PhD and Research

Oostinga, M.S.D. (Miriam) MSc.


Researcher

Presence: Mo. / Tu. / Thu. / Fr.
Building: Cubicus, room C239a
Telephone: +31 (0)53 – 489 3403
Secretary: +31 (0)53 – 489 5279
(room C243a)
Fax: +31 (0)53 – 489 2895
E-mail: m.s.d.oostinga@utwente.nl
Personal website: nl.linkedin.com/pub/miriam-oostinga/31/a93/111/

EXPERTISE

In 2011, I obtained an undergraduate degree in Criminology with a minor Forensic Linguistics at the VU University in Amsterdam, The Netherlands. I continued my pathway with the master Psychology and Investigation at the Huddersfield University, United Kingdom. In 2013 I started as a junior researcher at the department PCRS of the University of Twente and since 2014 I am a PhD student here.

I have a broad interest in crime in general and psychology-related research in particular. In the past few years I have discovered that I like to uncover the ‘unknown’ - something that has not been studied empirically before.

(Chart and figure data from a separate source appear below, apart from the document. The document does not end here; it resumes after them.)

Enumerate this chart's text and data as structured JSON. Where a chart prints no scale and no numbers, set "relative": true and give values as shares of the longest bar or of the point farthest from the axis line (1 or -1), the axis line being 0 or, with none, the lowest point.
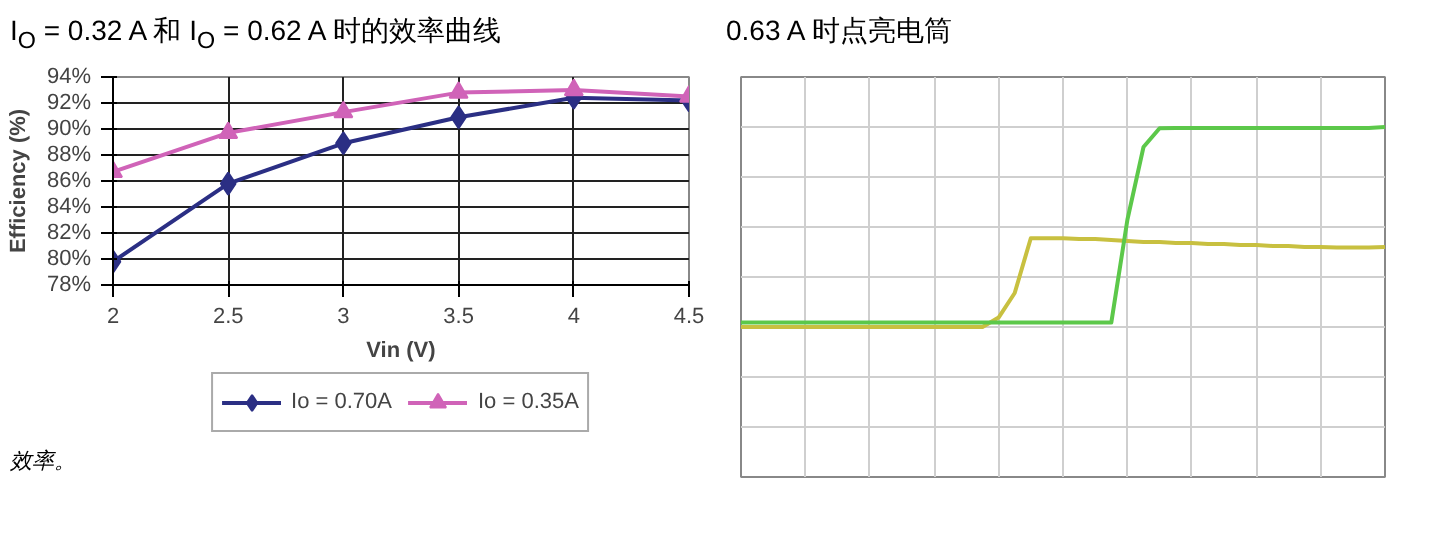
{
  "chart_data": [
    {
      "type": "line",
      "title": "I$_{O}$ = 0.32 A 和 I$_{O}$ = 0.62 A 时的效率曲线",
      "xlabel": "Vin (V)",
      "ylabel": "Efficiency (%)",
      "x": [
        2,
        2.5,
        3,
        3.5,
        4,
        4.5
      ],
      "series": [
        {
          "name": "Io = 0.70A",
          "color": "#2b2f84",
          "marker": "diamond",
          "values": [
            79.8,
            85.8,
            88.9,
            90.9,
            92.4,
            92.2
          ]
        },
        {
          "name": "Io = 0.35A",
          "color": "#d063b8",
          "marker": "triangle",
          "values": [
            86.7,
            89.7,
            91.3,
            92.8,
            93.0,
            92.5
          ]
        }
      ],
      "xlim": [
        2,
        4.5
      ],
      "xticks": [
        2,
        2.5,
        3,
        3.5,
        4,
        4.5
      ],
      "ylim": [
        78,
        94
      ],
      "yticks": [
        {
          "value": 78,
          "label": "78%"
        },
        {
          "value": 80,
          "label": "80%"
        },
        {
          "value": 82,
          "label": "82%"
        },
        {
          "value": 84,
          "label": "84%"
        },
        {
          "value": 86,
          "label": "86%"
        },
        {
          "value": 88,
          "label": "88%"
        },
        {
          "value": 90,
          "label": "90%"
        },
        {
          "value": 92,
          "label": "92%"
        },
        {
          "value": 94,
          "label": "94%"
        }
      ],
      "grid": true,
      "legend": "bottom",
      "annotations": [
        "效率。"
      ]
    },
    {
      "type": "line",
      "title": "0.63 A 时点亮电筒",
      "relative": true,
      "grid": true,
      "legend": false,
      "categories": [
        null,
        null,
        null,
        null,
        null,
        null,
        null,
        null,
        null,
        null,
        null,
        null,
        null,
        null,
        null,
        null,
        null,
        null,
        null,
        null,
        null,
        null,
        null,
        null,
        null,
        null,
        null,
        null,
        null,
        null,
        null,
        null,
        null,
        null,
        null,
        null,
        null,
        null,
        null,
        null,
        null
      ],
      "series": [
        {
          "color": "#c8c040",
          "values": [
            0,
            0,
            0,
            0,
            0,
            0,
            0,
            0,
            0,
            0,
            0,
            0,
            0,
            0,
            0,
            0,
            0.047,
            0.17,
            0.444,
            0.444,
            0.444,
            0.44,
            0.44,
            0.435,
            0.43,
            0.425,
            0.425,
            0.42,
            0.42,
            0.415,
            0.415,
            0.41,
            0.41,
            0.405,
            0.405,
            0.4,
            0.4,
            0.397,
            0.397,
            0.397,
            0.4
          ]
        },
        {
          "color": "#5cc84a",
          "values": [
            0.022,
            0.022,
            0.022,
            0.022,
            0.022,
            0.022,
            0.022,
            0.022,
            0.022,
            0.022,
            0.022,
            0.022,
            0.022,
            0.022,
            0.022,
            0.022,
            0.022,
            0.022,
            0.022,
            0.022,
            0.022,
            0.022,
            0.022,
            0.022,
            0.536,
            0.9,
            0.994,
            0.995,
            0.995,
            0.995,
            0.995,
            0.995,
            0.995,
            0.995,
            0.995,
            0.995,
            0.995,
            0.995,
            0.995,
            0.995,
            1
          ]
        }
      ]
    }
  ]
}
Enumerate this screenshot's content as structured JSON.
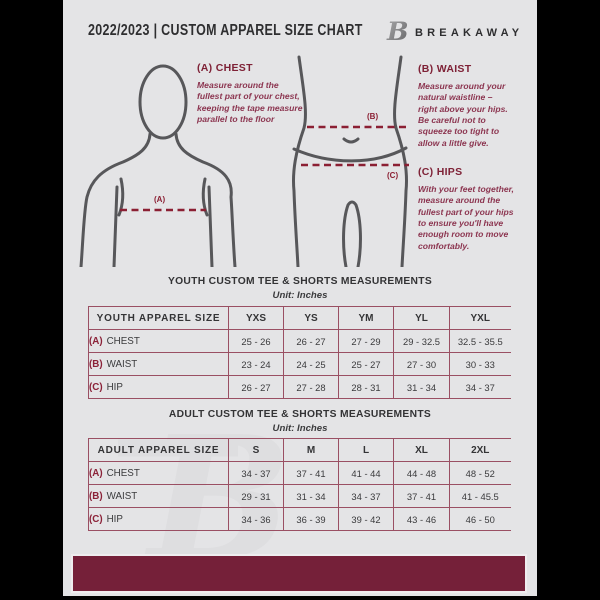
{
  "page": {
    "background_color": "#e4e4e6",
    "frame_color": "#000000",
    "accent_color": "#7e2136",
    "table_line_color": "#9a4f63",
    "footer_color": "#752039"
  },
  "header": {
    "title": "2022/2023  |  CUSTOM APPAREL SIZE CHART",
    "brand": "BREAKAWAY",
    "logo_icon": "breakaway-b-logo"
  },
  "figure_labels": {
    "chest": "(A)",
    "waist": "(B)",
    "hips": "(C)"
  },
  "instructions": [
    {
      "key": "(A)",
      "name": "CHEST",
      "text": "Measure around the fullest part of your chest, keeping the tape measure parallel to the floor"
    },
    {
      "key": "(B)",
      "name": "WAIST",
      "text": "Measure around your natural waistline – right above your hips. Be careful not to squeeze too tight to allow a little give."
    },
    {
      "key": "(C)",
      "name": "HIPS",
      "text": "With your feet together, measure around the fullest part of your hips to ensure you'll have enough room to move comfortably."
    }
  ],
  "instruction_headings": {
    "chest": "(A) CHEST",
    "waist": "(B) WAIST",
    "hips": "(C) HIPS"
  },
  "youth_table": {
    "title": "YOUTH CUSTOM TEE & SHORTS MEASUREMENTS",
    "unit": "Unit: Inches",
    "size_label": "YOUTH APPAREL SIZE",
    "columns": [
      "YXS",
      "YS",
      "YM",
      "YL",
      "YXL"
    ],
    "rows": [
      {
        "key": "(A)",
        "label": "CHEST",
        "values": [
          "25 - 26",
          "26 - 27",
          "27 - 29",
          "29 - 32.5",
          "32.5 - 35.5"
        ]
      },
      {
        "key": "(B)",
        "label": "WAIST",
        "values": [
          "23 - 24",
          "24 - 25",
          "25 - 27",
          "27 - 30",
          "30 - 33"
        ]
      },
      {
        "key": "(C)",
        "label": "HIP",
        "values": [
          "26 - 27",
          "27 - 28",
          "28 - 31",
          "31 - 34",
          "34 - 37"
        ]
      }
    ]
  },
  "adult_table": {
    "title": "ADULT CUSTOM TEE & SHORTS MEASUREMENTS",
    "unit": "Unit: Inches",
    "size_label": "ADULT APPAREL SIZE",
    "columns": [
      "S",
      "M",
      "L",
      "XL",
      "2XL"
    ],
    "rows": [
      {
        "key": "(A)",
        "label": "CHEST",
        "values": [
          "34 - 37",
          "37 - 41",
          "41 - 44",
          "44 - 48",
          "48 - 52"
        ]
      },
      {
        "key": "(B)",
        "label": "WAIST",
        "values": [
          "29 - 31",
          "31 - 34",
          "34 - 37",
          "37 - 41",
          "41 - 45.5"
        ]
      },
      {
        "key": "(C)",
        "label": "HIP",
        "values": [
          "34 - 36",
          "36 - 39",
          "39 - 42",
          "43 - 46",
          "46 - 50"
        ]
      }
    ]
  }
}
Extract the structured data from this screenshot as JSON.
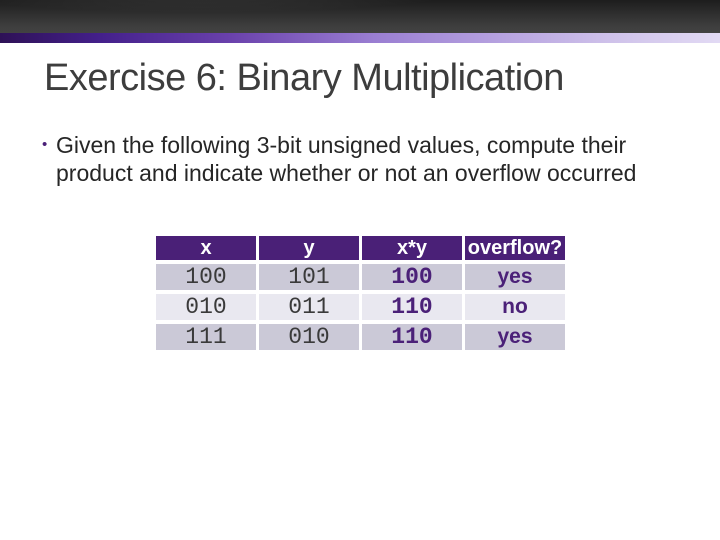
{
  "slide": {
    "title": "Exercise 6: Binary Multiplication",
    "bullet": {
      "marker": "•",
      "text": "Given the following 3-bit unsigned values, compute their product and indicate whether or not an overflow occurred"
    },
    "table": {
      "headers": [
        "x",
        "y",
        "x*y",
        "overflow?"
      ],
      "rows": [
        {
          "x": "100",
          "y": "101",
          "product": "100",
          "overflow": "yes"
        },
        {
          "x": "010",
          "y": "011",
          "product": "110",
          "overflow": "no"
        },
        {
          "x": "111",
          "y": "010",
          "product": "110",
          "overflow": "yes"
        }
      ]
    },
    "colors": {
      "header_bg": "#4a2077",
      "row_shaded_bg": "#cbc9d7",
      "row_light_bg": "#e9e8f0",
      "accent_purple": "#4b2178",
      "title_text": "#3d3d3d",
      "body_text": "#262626",
      "mono_text": "#3a3a3a",
      "topbar_dark": "#2e2e2e",
      "stripe_left": "#2e1156",
      "stripe_right": "#e2daf4"
    }
  }
}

Master: control methods used to dominate victims of human trafficking 
Junior researcher: cultural dimension uncertainty avoidance in crisis negotiation 
PhD: communication error management in law-enforcement interactions

PhD project

My PhD project focuses on the different communication errors that may occur and response strategies that can be used in suspect interviews and crisis negotiations. Together with my supervisors Ellen Giebels and Paul Taylor we will determine the relative effectiveness of the different strategies with the risks involved for the police officer as complicating factors. It will hereby provide an evidence-base for police officers to effectively respond to communication errors in interactions with civilians. Drawing attention towards communication errors in training of police officers could contribute to the development of a better operative mental model and more on-task attention. In turn, this may lead to more efficient and effective interviewing and negotiating. All in all, the program of work will fulfill the following objectives:

  1. Establish a framework of communication errors and response strategies in both, suspect interviews and crisis negotiations.
  2. Determine the impact and relative effectiveness of the response strategies from the perspective of both, the error maker (i.e., police officer / police negotiator) and error receiver (i.e., suspect / perpetrator).
  3. Integrate the findings of 1) and 2) to provide a directly implementable training for educating police officers in managing communication errors.

Teaching CODE

Guest Lecturer in Psychology and Crime     201400580
Supervision of Master theses                       201000153

RESEARCH PROJECTS

  • Communication error management in police-civilian interactions (PhD, 2014-now)
  • Cultural differences, influencing behavior and crisis negotiation (2013-2014)
  • Consequences of incarceration upon (ex-)prisoners (2012-2013)
  • Witness statements of human trafficking (2013)
  • Human trafficking for sexual exploitation (2012)

Publications/ARTICLES

CONFERENCE PROCEEDINGS

  • Oostinga, M. S. D., Taylor, P. J., Giebels, E., & Curtis, J. L. (2016, October 17). Sensemaking and error recovery in protracted suspect interactions. Washington DC, High-Value Detainee Interrogation Group Research Report Meeting.
  • Oostinga, M. S. D., Giebels, E., & Taylor, P. J. (2016, July 6). Error orientation as a determinant of communication error repair in crisis negotiations. Toulouse, European Association of Psychology and Law Conference.
  • Oostinga, M. S. D., Giebels, E., & Taylor, P. J. (2016, January 5). Effective communication error handling in suspect interviews. Zeist, Kurt Lewin Institute Conference.
  • Oostinga, M. S. D., Giebels, E., & Taylor, P. J. (2015, August 6). Effective communication error handling in suspect interviews. Nuremberg, European Association of Psychology and Law Conference.
  • Oostinga, M. S. D., & Ioannou, M. (2012, December 5). Targeting the victims of human trafficking for sexual exploitation in the Netherlands: An empirical framework of entrapment. London, International Conference of the International Academy of Investigative Psychology. London.